Future Energy Chicago: A Museum-Based, Multi-Player Simulation Experience

Friday, 14 February 2014
Grand Ballroom C North (Hyatt Regency Chicago)
Patricia L. Ward , Museum of Science and Industry, Chicago, Chicago, IL
Future Energy Chicago is a museum-based simulation that challenges middle-school students to create innovations that contribute to Chicago’s future energy landscape.  Its primary objective is to engage young people, particularly youth between the ages of 10-14, in the topic of energy and to inspire, encourage and empower them to envision their own role in our energy future.
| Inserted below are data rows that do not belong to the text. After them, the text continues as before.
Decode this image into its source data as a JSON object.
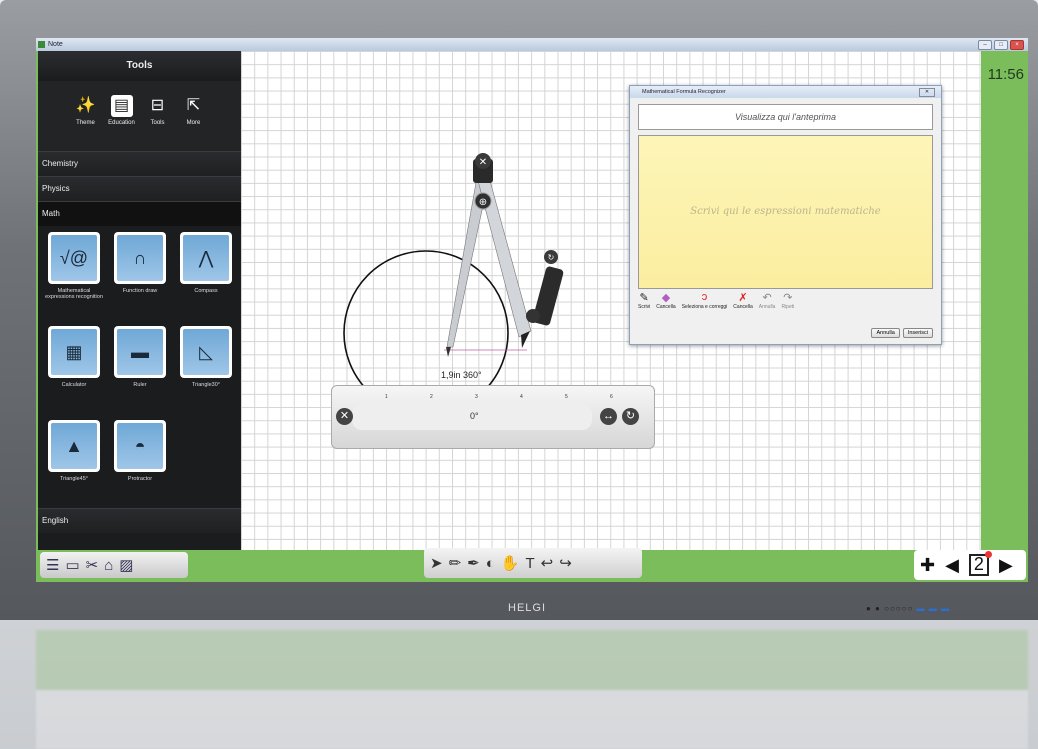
{
  "window": {
    "title": "Note",
    "controls": [
      "–",
      "□",
      "×"
    ]
  },
  "clock": "11:56",
  "sidebar": {
    "title": "Tools",
    "tabs": [
      {
        "label": "Theme",
        "icon": "magic-wand-icon"
      },
      {
        "label": "Education",
        "icon": "book-icon",
        "active": true
      },
      {
        "label": "Tools",
        "icon": "toolbox-icon"
      },
      {
        "label": "More",
        "icon": "external-link-icon"
      }
    ],
    "categories": [
      "Chemistry",
      "Physics",
      "Math",
      "English"
    ],
    "math_tools": [
      {
        "label": "Mathematical expressions recognition",
        "icon": "formula-icon"
      },
      {
        "label": "Function draw",
        "icon": "function-graph-icon"
      },
      {
        "label": "Compass",
        "icon": "compass-icon"
      },
      {
        "label": "Calculator",
        "icon": "calculator-icon"
      },
      {
        "label": "Ruler",
        "icon": "ruler-icon"
      },
      {
        "label": "Triangle30°",
        "icon": "triangle-30-icon"
      },
      {
        "label": "Triangle45°",
        "icon": "triangle-45-icon"
      },
      {
        "label": "Protractor",
        "icon": "protractor-icon"
      }
    ]
  },
  "formula_dialog": {
    "title": "Mathematical Formula Recognizer",
    "preview_placeholder": "Visualizza qui l'anteprima",
    "write_placeholder": "Scrivi qui le espressioni matematiche",
    "tools": [
      {
        "label": "Scrivi",
        "icon": "pen-icon"
      },
      {
        "label": "Cancella",
        "icon": "eraser-icon"
      },
      {
        "label": "Seleziona e correggi",
        "icon": "lasso-icon"
      },
      {
        "label": "Cancella",
        "icon": "clear-x-icon"
      },
      {
        "label": "Annulla",
        "icon": "undo-icon"
      },
      {
        "label": "Ripeti",
        "icon": "redo-icon"
      }
    ],
    "buttons": {
      "cancel": "Annulla",
      "insert": "Inserisci"
    }
  },
  "ruler": {
    "ticks": [
      "1",
      "2",
      "3",
      "4",
      "5",
      "6"
    ],
    "angle": "0°"
  },
  "compass_measure": "1,9in 360°",
  "page_indicator": "2",
  "bezel_brand": "HELGI",
  "colors": {
    "accent_green": "#7bbd5a",
    "sidebar_bg": "#1b1c1e"
  }
}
In this 45 minute experience, students visiting the Museum in their school groups are divided into teams of approximately six players each, and play the simulation’s set of five games that combine both physical and digital elements. The students take on the roles of an automotive engineer, energy consultant, urban planner, transportation planner and power engineer as they design an energy-efficient car, house, neighborhood, transportation system, and manage an array of power plants to supply power to the city of Chicago. To add realism and challenge to this quest, various constraints and opportunities will appear, compelling students to balance various factors without losing sight of the goal. Players are given a virtual supply of “energy points” in a virtual “Energy Tank.” During game play, this tank reflects the energy impact of each choice: the more energy in the tank, the better. The Future Energy Chicago simulation is both a collaborative and a competitive experience and the teams’ ongoing results are aggregated on the scoreboard in real time.

The simulation’s scoring system is grounded in real-world data and the software includes a content management system allowing the Museum to update the raw data as conditions change over time. The games incorporate a variety of design elements to provide students with incentives and a variety of difficulty levels as well as support mechanisms such that the students can feel both challenged and successful.

Through this collaborative game-based play, students learn science and technology concepts related to energy efficiency and how they play out in the real world.  The museum-based experience is facilitated by the Museum’s education staff and is accompanied by a pre-and post visit in-classroom curriculum. The presentation will include visual representations of the simulation as well as a discussion of how games-based learning has been incorporated into the experience design.  In this session, the panel will also present ongoing research and evaluation results designed to understand the impact on students’ learning and engagement with the topic of energy and its underlying science and technology.